Advancements in Early Detection of Pancreatic Cancer
Pancreatic cancer is projected to become the second-leading cause of cancer-related deaths in the United States by 2030. This alarming trend is largely due to the fact that 85 percent of cases are diagnosed only after the disease has already spread. It’s a serious issue—we’re not catching it soon enough.
However, there’s some hope on the horizon with a new AI model developed by researchers at the Mayo Clinic and the University of Texas MD Anderson Cancer Center. This innovative tool, known as REDMOD (radiomics-based early detection model), focuses on analyzing CT scans of patients who were later diagnosed with pancreatic cancer.
The results are promising. REDMOD successfully identified the most common type of pancreatic cancer in nearly 75 percent of cases, roughly 16 months prior to formal diagnosis. That’s nearly double the rate achieved by specialists examining the scans without AI assistance.
Interestingly, there were instances where REDMOD detected concerning tissue patterns over two years ahead of time. The team believes that it could potentially spot cancer up to three years in advance.
Ajit Goenka, a radiologist at the Mayo Clinic, pointed out that “the greatest barrier to saving lives from pancreatic cancer has been our inability to see the disease when it is still curable.” The AI model is capable of identifying the unique signals of cancer even in a pancreas that appears normal over time and across various medical environments.
For training, the researchers used a comprehensive dataset of 969 CT scans to help REDMOD learn how to identify subtle signs of early-stage cancer. Rather than hunting for obvious tumors, it looks for radiomic patterns—disruptions in the texture and structure of tissues that often escape the human eye.
After training, REDMOD was tested on a different set of scans: 63 from patients who went on to have cancer but were scanned pre-diagnosis, alongside 430 healthy individuals for comparison. It flagged 46 of the 63 scans as suspicious—a success rate of about 73 percent. Meanwhile, radiologists reviewing the same scans identified early signs in only about 39 percent of cases.

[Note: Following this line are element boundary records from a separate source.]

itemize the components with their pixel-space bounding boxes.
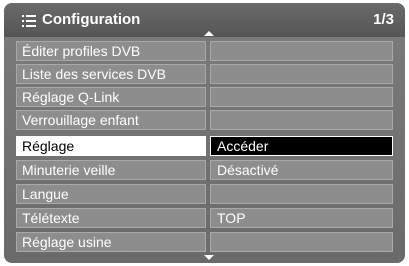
menu-row-langue[interactable]: Langue — [16, 184, 393, 204]
scroll-down-arrow-icon[interactable] — [204, 255, 214, 260]
menu-row-value — [210, 87, 393, 107]
menu-row-reglage-q-link[interactable]: Réglage Q-Link — [16, 87, 393, 107]
menu-row-reglage[interactable]: Réglage Accéder — [16, 136, 393, 156]
menu-row-teletexte[interactable]: Télétexte TOP — [16, 208, 393, 228]
scroll-up-arrow-icon[interactable] — [204, 31, 214, 36]
menu-row-verrouillage-enfant[interactable]: Verrouillage enfant — [16, 110, 393, 130]
configuration-menu: Configuration 1/3 Éditer profiles DVB Li… — [4, 3, 405, 263]
menu-row-label: Liste des services DVB — [16, 64, 206, 84]
menu-row-label: Langue — [16, 184, 206, 204]
menu-row-value[interactable]: Accéder — [210, 136, 393, 156]
menu-row-label: Minuterie veille — [16, 160, 206, 180]
menu-row-value: Désactivé — [210, 160, 393, 180]
menu-row-label: Éditer profiles DVB — [16, 41, 206, 61]
menu-row-reglage-usine[interactable]: Réglage usine — [16, 232, 393, 252]
menu-row-label: Verrouillage enfant — [16, 110, 206, 130]
menu-row-label: Réglage Q-Link — [16, 87, 206, 107]
menu-row-value — [210, 110, 393, 130]
page-indicator: 1/3 — [373, 11, 394, 28]
menu-row-value — [210, 64, 393, 84]
menu-row-value — [210, 184, 393, 204]
menu-row-label: Réglage — [16, 136, 206, 156]
menu-row-editer-profiles-dvb[interactable]: Éditer profiles DVB — [16, 41, 393, 61]
menu-row-label: Télétexte — [16, 208, 206, 228]
menu-row-liste-des-services-dvb[interactable]: Liste des services DVB — [16, 64, 393, 84]
menu-list-icon — [22, 15, 36, 27]
menu-row-value — [210, 41, 393, 61]
menu-row-minuterie-veille[interactable]: Minuterie veille Désactivé — [16, 160, 393, 180]
menu-row-label: Réglage usine — [16, 232, 206, 252]
menu-row-value — [210, 232, 393, 252]
tv-screen: Configuration 1/3 Éditer profiles DVB Li… — [0, 0, 409, 266]
menu-row-value: TOP — [210, 208, 393, 228]
menu-title: Configuration — [42, 11, 141, 28]
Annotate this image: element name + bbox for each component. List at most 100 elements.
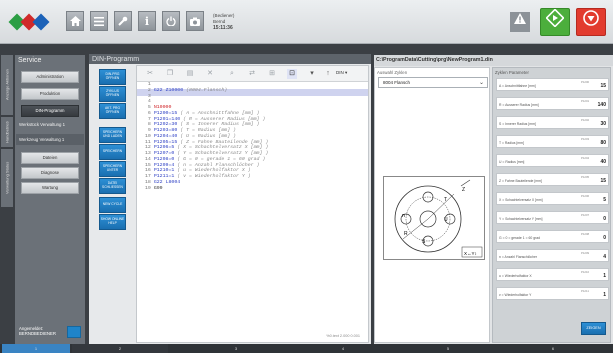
copy-icon[interactable]: ❐ (165, 69, 175, 79)
cut-icon[interactable]: ✂ (145, 69, 155, 79)
replace-icon[interactable]: ⇄ (247, 69, 257, 79)
side-tab-label: Verwaltung Status (4, 161, 10, 195)
code-token: P1210=1 (153, 168, 178, 174)
stop-button[interactable] (576, 8, 606, 36)
bottom-tab-1[interactable]: 1 (2, 344, 70, 353)
svg-text:S: S (422, 239, 426, 245)
camera-icon[interactable] (186, 11, 204, 31)
param-value[interactable]: 1 (603, 273, 606, 279)
home-icon[interactable] (66, 11, 84, 31)
sidebar-item-werkstueck[interactable]: Werkstück Verwaltung 1 (16, 119, 84, 130)
sidebar-item-dateien[interactable]: Dateien (21, 152, 79, 164)
cycle-open-button[interactable]: ZYKLUS ÖFFNEN (99, 86, 126, 102)
param-variable: P1209 (581, 251, 590, 255)
search-icon[interactable]: ⌕ (227, 69, 237, 79)
info-icon[interactable]: i (138, 11, 156, 31)
param-variable: P1206 (581, 194, 590, 198)
param-row[interactable]: G = 0 = gerade 1 = 60 grad P1208 0 (496, 230, 609, 243)
line-number: 14 (145, 156, 154, 162)
param-value[interactable]: 5 (603, 197, 606, 203)
param-row[interactable]: u = Wiederholfaktor X P1210 1 (496, 268, 609, 281)
param-label: Z = Fahne Bauteilende [mm] (499, 179, 542, 183)
list-icon[interactable] (90, 11, 108, 31)
svg-text:R: R (404, 231, 408, 237)
start-button[interactable] (540, 8, 570, 36)
cycle-select-value: 8004 Flansch (383, 80, 411, 85)
code-editor[interactable]: ✂ ❐ ▤ ✕ ⌕ ⇄ ⊞ ⊡ ▾ ↑ DIN ▾ 1 2 G22 Z10000… (136, 65, 369, 343)
bottom-tab-4[interactable]: 4 (295, 344, 391, 353)
param-value[interactable]: 15 (600, 83, 606, 89)
sidebar-item-produktion[interactable]: Produktion (21, 88, 79, 100)
param-value[interactable]: 0 (603, 235, 606, 241)
side-tab-status[interactable]: Verwaltung Status (1, 149, 13, 207)
param-row[interactable]: R = Ausserer Radius [mm] P1201 140 (496, 97, 609, 110)
param-row[interactable]: U = Radius [mm] P1204 40 (496, 154, 609, 167)
param-row[interactable]: A = Anschnittfahne [mm] P1200 15 (496, 78, 609, 91)
cycle-select[interactable]: 8004 Flansch ⌄ (378, 77, 488, 88)
sidebar-item-din-programm[interactable]: DIN-Programm (21, 105, 79, 117)
line-number: 9 (145, 128, 154, 133)
param-label: U = Radius [mm] (499, 160, 525, 164)
sidebar-item-administration[interactable]: Administration (21, 71, 79, 83)
save-button[interactable]: SPEICHERN (99, 144, 126, 160)
arrow-down-icon[interactable]: ▾ (307, 69, 317, 79)
param-row[interactable]: S = Innerer Radius [mm] P1202 30 (496, 116, 609, 129)
line-number: 7 (145, 116, 154, 122)
paste-icon[interactable]: ▤ (185, 69, 195, 79)
params-label: Zyklen Parameter (495, 70, 529, 75)
param-value[interactable]: 0 (603, 216, 606, 222)
side-tab-actions[interactable]: Anzeige Aktionen (1, 55, 13, 115)
param-row[interactable]: Y = Schachtelversatz Y [mm] P1207 0 (496, 211, 609, 224)
show-button[interactable]: ZEIGEN (581, 322, 606, 335)
insert-line-icon[interactable]: ⊡ (287, 69, 297, 79)
param-variable: P1211 (581, 289, 589, 293)
param-value[interactable]: 1 (603, 292, 606, 298)
code-token: ( X = Schachtelversatz X [mm] ) (177, 145, 269, 151)
comment-icon[interactable]: ⊞ (267, 69, 277, 79)
triangle-warning-icon[interactable] (510, 12, 530, 32)
save-as-button[interactable]: SPEICHERN UNTER (99, 161, 126, 177)
line-number: 5 (145, 105, 154, 110)
bottom-tab-5[interactable]: 5 (400, 344, 496, 353)
param-label: S = Innerer Radius [mm] (499, 122, 536, 126)
page-title: DIN-Programm (92, 56, 140, 63)
param-value[interactable]: 4 (603, 254, 606, 260)
param-label: T = Radius [mm] (499, 141, 524, 145)
keyboard-icon[interactable] (67, 326, 81, 338)
sidebar-item-wartung[interactable]: Wartung (21, 182, 79, 194)
editor-status: %0.text 2.000 0.001 (326, 334, 360, 338)
param-row[interactable]: T = Radius [mm] P1203 80 (496, 135, 609, 148)
param-row[interactable]: X = Schachtelversatz X [mm] P1206 5 (496, 192, 609, 205)
sidebar-item-werkzeug[interactable]: Werkzeug Verwaltung 1 (16, 134, 84, 145)
arrow-up-icon[interactable]: ↑ (323, 69, 333, 79)
new-cycle-button[interactable]: NEW CYCLE (99, 197, 126, 213)
param-row[interactable]: v = Wiederholfaktor Y P1211 1 (496, 287, 609, 300)
param-value[interactable]: 30 (600, 121, 606, 127)
bottom-tab-6[interactable]: 6 (505, 344, 601, 353)
param-value[interactable]: 40 (600, 159, 606, 165)
param-value[interactable]: 140 (598, 102, 606, 108)
bottom-tab-2[interactable]: 2 (72, 344, 168, 353)
code-token: ( v = Wiederholfaktor Y ) (177, 174, 251, 179)
delete-icon[interactable]: ✕ (205, 69, 215, 79)
param-label: n = Anzahl Flanschlöcher (499, 255, 537, 259)
din-dropdown[interactable]: DIN ▾ (336, 70, 347, 76)
din-prg-open-button[interactable]: DIN-PRG ÖFFNEN (99, 69, 126, 85)
current-prg-open-button[interactable]: AKT. PRG ÖFFNEN (99, 103, 126, 119)
save-and-load-button[interactable]: SPEICHERN UND LADEN (99, 127, 126, 143)
code-token: L8004 (165, 179, 181, 185)
sidebar-item-diagnose[interactable]: Diagnose (21, 167, 79, 179)
side-tab-manual[interactable]: Handbetrieb (1, 117, 13, 147)
param-value[interactable]: 15 (600, 178, 606, 184)
close-file-button[interactable]: DATEI SCHLIESSEN (99, 178, 126, 194)
power-icon[interactable] (162, 11, 180, 31)
param-value[interactable]: 80 (600, 140, 606, 146)
param-row[interactable]: n = Anzahl Flanschlöcher P1209 4 (496, 249, 609, 262)
online-help-button[interactable]: SHOW ONLINE HELP (99, 214, 126, 230)
param-row[interactable]: Z = Fahne Bauteilende [mm] P1205 15 (496, 173, 609, 186)
code-token: G22 (153, 179, 166, 185)
wrench-icon[interactable] (114, 11, 132, 31)
bottom-tab-3[interactable]: 3 (188, 344, 284, 353)
code-token: ( A = Anschnittfahne [mm] ) (180, 110, 260, 116)
line-number: 11 (145, 139, 154, 145)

However, REDMOD did mistakenly categorize 81 of the healthy controls as suspicious, which means they might have received unnecessary additional tests in a real-world scenario. The AI’s performance was consistent across different datasets, too, showing its reliability.
Those with multiple scans found that the AI’s results were largely consistent even when scans were taken several months apart. The goal now is to validate REDMOD’s effectiveness in larger, more diverse patient groups and determine how easily it can be integrated into existing clinical workflows.

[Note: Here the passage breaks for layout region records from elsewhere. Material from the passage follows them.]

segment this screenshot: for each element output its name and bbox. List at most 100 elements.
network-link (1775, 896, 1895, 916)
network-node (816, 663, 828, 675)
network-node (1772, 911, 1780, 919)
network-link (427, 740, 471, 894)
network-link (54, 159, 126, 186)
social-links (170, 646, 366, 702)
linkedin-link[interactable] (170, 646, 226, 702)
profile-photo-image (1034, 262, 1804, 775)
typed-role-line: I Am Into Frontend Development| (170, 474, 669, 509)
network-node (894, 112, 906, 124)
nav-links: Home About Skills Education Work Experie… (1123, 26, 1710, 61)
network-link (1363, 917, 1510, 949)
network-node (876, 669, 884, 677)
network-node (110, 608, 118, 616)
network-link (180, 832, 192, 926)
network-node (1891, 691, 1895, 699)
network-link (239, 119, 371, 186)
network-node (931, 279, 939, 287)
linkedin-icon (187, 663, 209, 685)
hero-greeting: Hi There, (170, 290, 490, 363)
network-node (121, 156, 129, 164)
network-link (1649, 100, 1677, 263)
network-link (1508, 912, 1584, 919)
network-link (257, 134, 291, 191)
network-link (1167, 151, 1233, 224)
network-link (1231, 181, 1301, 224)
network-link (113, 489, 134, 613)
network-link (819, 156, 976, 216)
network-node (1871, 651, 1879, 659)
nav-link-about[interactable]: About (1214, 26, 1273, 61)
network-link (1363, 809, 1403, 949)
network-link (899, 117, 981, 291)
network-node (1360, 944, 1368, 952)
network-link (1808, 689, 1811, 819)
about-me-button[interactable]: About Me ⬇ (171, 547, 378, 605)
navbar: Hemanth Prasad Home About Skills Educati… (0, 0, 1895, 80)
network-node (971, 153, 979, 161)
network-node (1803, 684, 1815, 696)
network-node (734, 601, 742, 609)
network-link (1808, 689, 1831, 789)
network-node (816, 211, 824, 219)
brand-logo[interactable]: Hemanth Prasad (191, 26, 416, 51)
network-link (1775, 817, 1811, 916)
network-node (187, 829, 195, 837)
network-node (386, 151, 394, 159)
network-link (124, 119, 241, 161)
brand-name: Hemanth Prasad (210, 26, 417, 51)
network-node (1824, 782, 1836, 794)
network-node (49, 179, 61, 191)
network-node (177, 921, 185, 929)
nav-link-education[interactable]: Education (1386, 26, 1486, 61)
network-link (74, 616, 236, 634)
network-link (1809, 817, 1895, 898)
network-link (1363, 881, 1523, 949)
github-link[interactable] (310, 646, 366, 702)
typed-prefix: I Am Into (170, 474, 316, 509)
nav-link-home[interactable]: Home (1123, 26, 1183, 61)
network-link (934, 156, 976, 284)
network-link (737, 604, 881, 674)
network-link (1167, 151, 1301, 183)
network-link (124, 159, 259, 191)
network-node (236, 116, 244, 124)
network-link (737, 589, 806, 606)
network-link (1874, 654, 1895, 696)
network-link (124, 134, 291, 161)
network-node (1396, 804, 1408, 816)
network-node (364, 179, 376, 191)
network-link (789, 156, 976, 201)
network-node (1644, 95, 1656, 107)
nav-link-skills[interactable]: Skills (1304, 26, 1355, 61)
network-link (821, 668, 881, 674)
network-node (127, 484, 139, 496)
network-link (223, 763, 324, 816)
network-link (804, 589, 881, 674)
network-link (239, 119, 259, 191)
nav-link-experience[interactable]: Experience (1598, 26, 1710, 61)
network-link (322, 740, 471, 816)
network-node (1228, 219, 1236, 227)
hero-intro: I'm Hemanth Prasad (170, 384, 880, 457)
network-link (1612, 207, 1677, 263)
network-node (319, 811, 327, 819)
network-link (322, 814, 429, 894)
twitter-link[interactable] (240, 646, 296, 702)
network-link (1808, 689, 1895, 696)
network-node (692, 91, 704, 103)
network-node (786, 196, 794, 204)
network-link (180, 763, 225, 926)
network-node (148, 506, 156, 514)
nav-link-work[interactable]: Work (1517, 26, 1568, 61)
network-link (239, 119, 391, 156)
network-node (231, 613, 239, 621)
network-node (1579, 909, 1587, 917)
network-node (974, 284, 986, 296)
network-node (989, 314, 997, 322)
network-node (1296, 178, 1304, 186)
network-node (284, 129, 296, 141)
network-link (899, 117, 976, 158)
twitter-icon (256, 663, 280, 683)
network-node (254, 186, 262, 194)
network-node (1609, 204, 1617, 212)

Researchers are optimistic about these early findings, believing that with further refinement, REDMOD might become a valuable tool in combatting one of the most lethal forms of cancer. They suggest that if it can analyze routine CT scans, perhaps for other conditions, it could facilitate early detection when curative treatments are still viable.
In summary, while there’s still a way to go before implementation, the potential of this AI system offers a glimmer of hope in the fight against pancreatic cancer, a disease that has long eluded timely diagnosis.
The research has been published in Gut.